“ZGODOVINA LJUBEZNI/HISTORY OF LOVE” DI SONJA PROSENC

Nella staticità e nel silenzio irrompe sullo schermo un brusco e improvviso fragore: si tratta del corpo della protagonista, Iva, che si immerge, tuffandovisi, in un corso d’acqua. È questo uno dei frammenti iniziali di History of Love, pochi secondi in cui sono anticipati elementi significativi e ricorrenti all’interno del film.
Si tratta dell’opera seconda di Sonja Prosenc, regista slovena che ha attirato su di sé l’attenzione della critica tramite il precedente The Tree.


La protagonista di questa “storia d’amore” è Iva, diciassettenne alle prese con l’elaborazione del lutto della madre deceduta in un incidente d’auto, e con l’avvicinamento ad Erik, direttore d’orchestra ed amante della donna.

È un’immersione dell’adolescente nel proprio dolore, un’apnea in cui l’elemento acquatico, simbolo di purificazione e mutamento, si fa onnipresente nelle sue varie sfumature e declinazioni. Vi è in primis la necessità di rielaborazione del proprio passato e del proprio sentire, un’indagine solitaria e irruenta che porta la giovane a introdursi come una ladra all’interno dell’appartamento di Erik e a appropriarsi degli oggetti della madre. Emblematico, a tal proposito, il momento in cui la giovane, affetta da sordità, decide di liberarsi del proprio apparecchio acustico ormai danneggiato, nella finale accettazione del proprio sentire individuale.

Prosenc rappresenta questo percorso di resilienza tramite una messa in scena dilatata, dove la temporalità è scandita dal respiro interiore di Iva, dalla sua percezione intima, in cui a predominare è l’elemento acustico.

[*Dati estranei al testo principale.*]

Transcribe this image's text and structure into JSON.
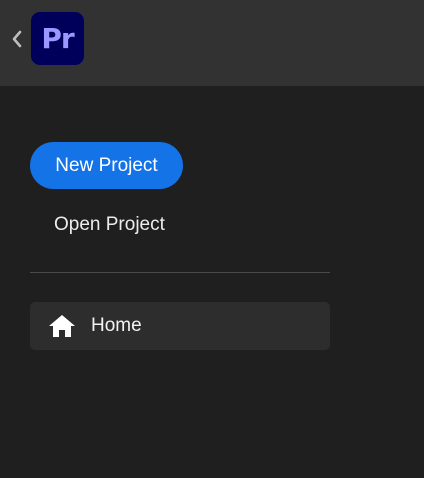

L’udito diviene infatti il senso principale e il suono è modellato come una partitura musicale, in cui si passa fluidamente dai rumori della natura circostante ai pregnanti Leitmotiv orchestrali, spingendosi fino alla musica elettronica della sequenza nella discoteca, in cui la ragazza ed il fratello riescono a comunicare sussurrando.
Al percorso interiore di Iva corrisponde un mutamento spaziale, che ci conduce dalla grande abitazione familiare (nel cui salotto il pianoforte della madre domina, come uno spettro) allo spazio incontaminato delle rive di un fiume, in cui l’elaborazione del trauma passa dalla ritenzione psicologica alla manifestazione fisica e carnale.

È grazie a questa necessaria tappa che la costruzione visiva, tramite l’intensità della fotografia, può in ultimo declinarsi verso una nitidezza e un ordine quasi geometrici, e il corpo di Iva sulla piattaforma può finalmente stagliarsi limpido rispetto allo sfondo, aprendosi in una sorta di inchino, prima del tuffo finale.